As a society, we must be more conscientious, and as media professionals, more imaginative: we can report on injustices without sensationalising a child’s trauma for shock value. We can illuminate the complex responsibilities that lie in addressing such crimes, instead of drowning them in lurid headlines.
We must also separate a person’s choices from any disability they might have. Autism, learning difficulties or any other condition do not predispose a person to crime.
When I consider my own diagnosis, I think of how my perspective might shape the way I weigh a decision – sometimes with more deliberation, sometimes with less ease – but never with an inevitable pull towards wrongdoing.
To suggest that criminal acts occur “because of a disability” is to rob us of our individuality, to flatten the rich tapestry of human behaviour into a single, misguided trope.
Surely we can champion supported decision-making for those who need it, without painting everyone with the same broad brush.
What can we do instead?
First and foremost, we must refuse to sensationalise a perpetrator’s disability status.

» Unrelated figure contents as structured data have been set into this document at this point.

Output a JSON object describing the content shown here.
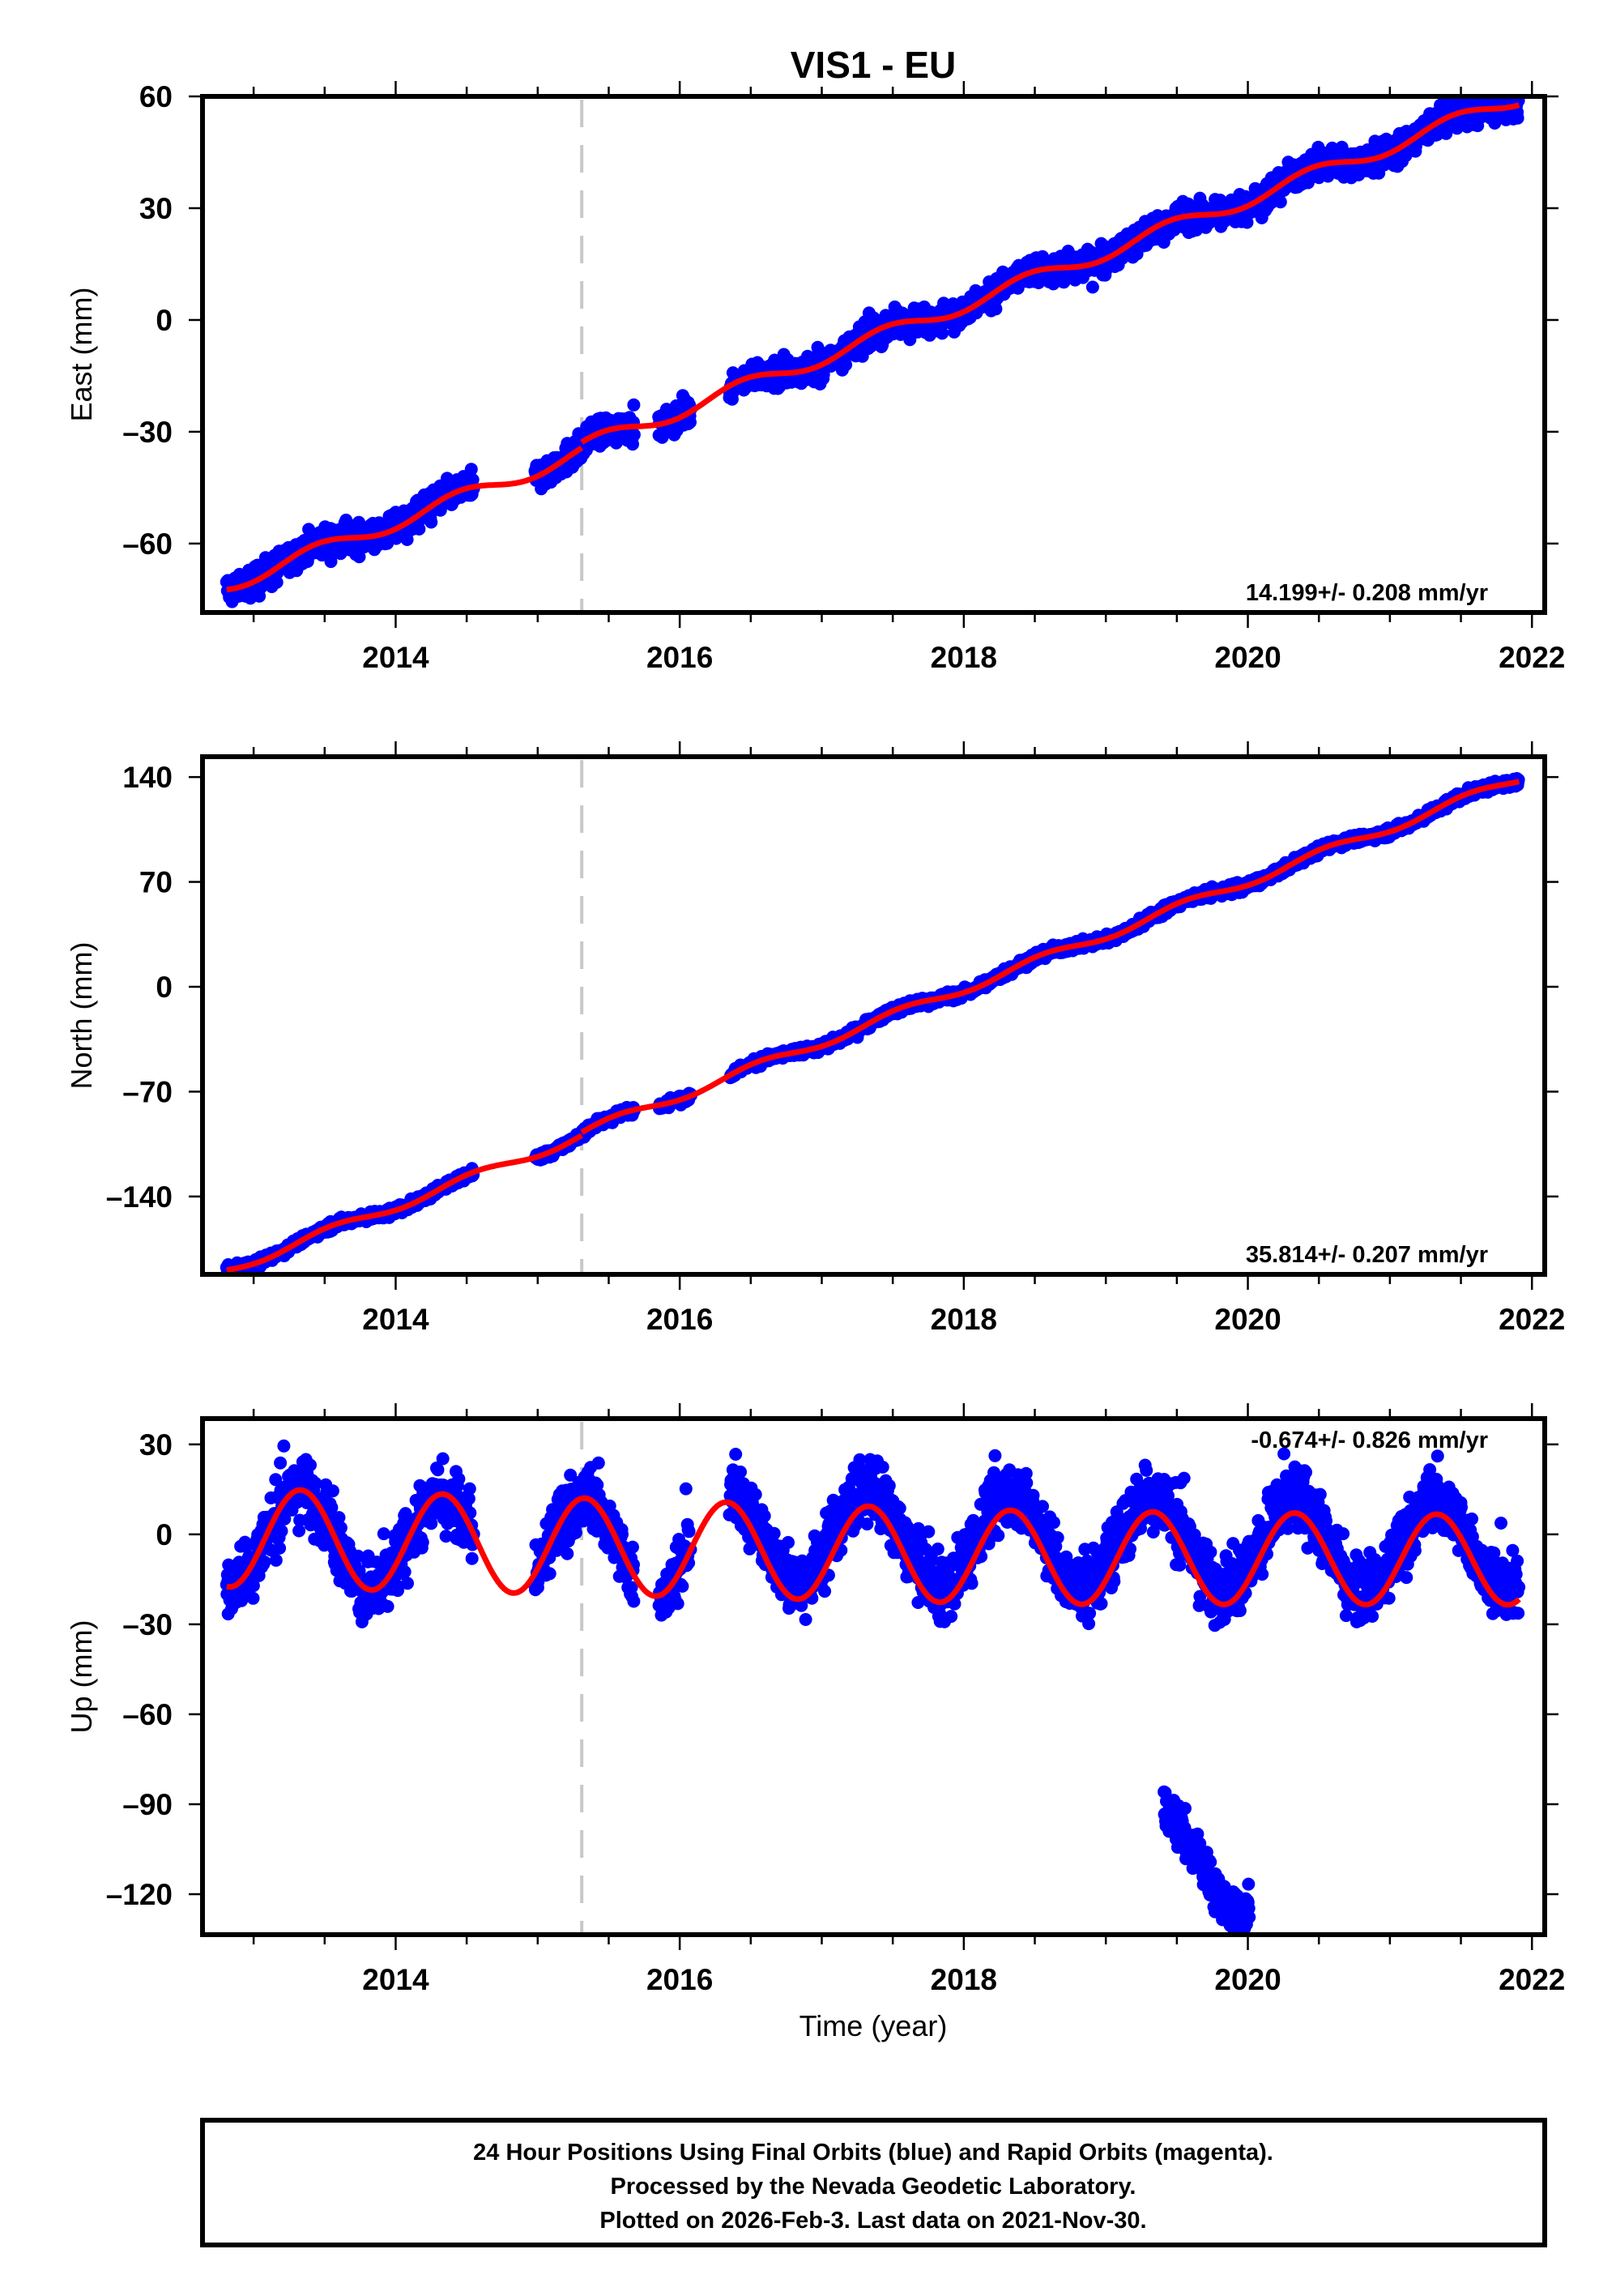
{
  "title": "VIS1 - EU",
  "xlabel": "Time (year)",
  "footer": {
    "lines": [
      "24 Hour Positions Using Final Orbits (blue) and Rapid Orbits (magenta).",
      "Processed by the Nevada Geodetic Laboratory.",
      "Plotted on 2026-Feb-3. Last data on 2021-Nov-30."
    ]
  },
  "colors": {
    "data": "#0000ff",
    "model": "#ff0000",
    "event_line": "#c8c8c8",
    "axes": "#000000"
  },
  "chart_data": [
    {
      "type": "scatter",
      "name": "east",
      "ylabel": "East (mm)",
      "rate_label": "14.199+/- 0.208 mm/yr",
      "xlim": [
        2012.64,
        2022.09
      ],
      "ylim": [
        -78.5,
        60
      ],
      "x_ticks": [
        2014,
        2016,
        2018,
        2020,
        2022
      ],
      "x_tick_labels": [
        "2014",
        "2016",
        "2018",
        "2020",
        "2022"
      ],
      "y_ticks": [
        -60,
        -30,
        0,
        30,
        60
      ],
      "y_tick_labels": [
        "–60",
        "–30",
        "0",
        "30",
        "60"
      ],
      "event_line_x": 2015.31,
      "data_span": [
        2012.81,
        2021.91
      ],
      "data_gaps": [
        [
          2014.55,
          2014.98
        ],
        [
          2015.68,
          2015.85
        ],
        [
          2016.08,
          2016.35
        ]
      ],
      "model": {
        "ref_year": 2017.5,
        "offset": -4.5,
        "rate": 14.199,
        "annual_amp": 2.0,
        "annual_peak": 0.45,
        "step_at": 2015.31,
        "step": 1.5,
        "noise": 2.0
      },
      "series": [
        {
          "name": "24 Hour Positions (Final Orbits)",
          "kind": "points"
        },
        {
          "name": "Model fit",
          "kind": "line"
        }
      ]
    },
    {
      "type": "scatter",
      "name": "north",
      "ylabel": "North (mm)",
      "rate_label": "35.814+/- 0.207 mm/yr",
      "xlim": [
        2012.64,
        2022.09
      ],
      "ylim": [
        -192,
        153.6
      ],
      "x_ticks": [
        2014,
        2016,
        2018,
        2020,
        2022
      ],
      "x_tick_labels": [
        "2014",
        "2016",
        "2018",
        "2020",
        "2022"
      ],
      "y_ticks": [
        -140,
        -70,
        0,
        70,
        140
      ],
      "y_tick_labels": [
        "–140",
        "–70",
        "0",
        "70",
        "140"
      ],
      "event_line_x": 2015.31,
      "data_span": [
        2012.81,
        2021.91
      ],
      "data_gaps": [
        [
          2014.55,
          2014.98
        ],
        [
          2015.68,
          2015.85
        ],
        [
          2016.08,
          2016.35
        ]
      ],
      "model": {
        "ref_year": 2017.5,
        "offset": -21,
        "rate": 35.814,
        "annual_amp": 3.0,
        "annual_peak": 0.55,
        "step_at": 2015.31,
        "step": 2.0,
        "noise": 1.6
      },
      "series": [
        {
          "name": "24 Hour Positions (Final Orbits)",
          "kind": "points"
        },
        {
          "name": "Model fit",
          "kind": "line"
        }
      ]
    },
    {
      "type": "scatter",
      "name": "up",
      "ylabel": "Up (mm)",
      "rate_label": "-0.674+/- 0.826 mm/yr",
      "xlim": [
        2012.64,
        2022.09
      ],
      "ylim": [
        -133.5,
        38.6
      ],
      "x_ticks": [
        2014,
        2016,
        2018,
        2020,
        2022
      ],
      "x_tick_labels": [
        "2014",
        "2016",
        "2018",
        "2020",
        "2022"
      ],
      "y_ticks": [
        -120,
        -90,
        -60,
        -30,
        0,
        30
      ],
      "y_tick_labels": [
        "–120",
        "–90",
        "–60",
        "–30",
        "0",
        "30"
      ],
      "event_line_x": 2015.31,
      "data_span": [
        2012.81,
        2021.91
      ],
      "data_gaps": [
        [
          2014.55,
          2014.98
        ],
        [
          2015.68,
          2015.85
        ],
        [
          2016.08,
          2016.35
        ]
      ],
      "model": {
        "ref_year": 2017.5,
        "offset": -5.5,
        "rate": -0.674,
        "annual_amp": 16.5,
        "annual_peak": 0.33,
        "step_at": 2015.31,
        "step": 0,
        "noise": 5.5,
        "data_bias": 6.5
      },
      "outlier_cluster": {
        "x_range": [
          2019.41,
          2020.01
        ],
        "y_start": -90,
        "y_end": -125
      },
      "series": [
        {
          "name": "24 Hour Positions (Final Orbits)",
          "kind": "points"
        },
        {
          "name": "Model fit",
          "kind": "line"
        }
      ]
    }
  ]
}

Instead, we can:
- Provide balanced, contextual reporting – emphasising that a suspect’s disability does not reflect on others who share the same condition
- Use headlines and storytelling tactics responsibly, resisting clickbait and avoiding any conflation of disability with criminal intent
- Preserve the dignity of survivors by adopting sensitive language, ensuring that details shared are necessary, respectful and mindful of the child’s wellbeing
- Recognise our collective power as narrators – journalists, filmmakers, social media voices – and commit to fair, evidence-based coverage that informs rather than inflames prejudice
- Offer resources or expert perspectives in reporting, showing the breadth of disabled communities rather than reducing them to a single headline
We must also guard against overgeneralising the experiences or behaviours of people with disabilities.
In Malaysia, the Content Forum actively disseminates guidelines and engages the public on precisely these issues. Yet headlines continue to trample upon the dignity of the disabled community in pursuit of extra clicks. The time for better practice is now, not later.
Ultimately, these events transcend one specific case; they speak to our responsibility in an era of instant dissemination of digital information. Filmmakers, journalists, influencers and everyday social media users all mould how the public perceives disability, crime and accountability. We cannot shy away from the gravity of that power.
We can do better. We must safeguard the child and refuse to feed a media cycle that thrives on spectacle.
Let us not burden an entire community with the wrongdoing of one individual.
Let us start journalistic reporting that is ethical and empathetic, that honours both survivors and the true complexity of disability, and that resists the lure of shallow, lazy stereotypes.
Our words, once unleashed, can either affirm or diminish an entire group of people. So choose affirmation. Because in a world where so many voices remain marginalised, the words we use shape not only headlines, but the very hopes and fears of those who read them.
Beatrice Leong, an autistic woman, is a gender-disability rights advocate and independent documentary filmmaker dedicated to reshaping public perceptions around disability. Through her advocacy, storytelling and film work, she challenges stereotypes and promotes inclusive policies. By weaving empathy and lived experience through storytelling into her work and advocacy, she pushes for a world where every individual’s worth is both recognised and respected.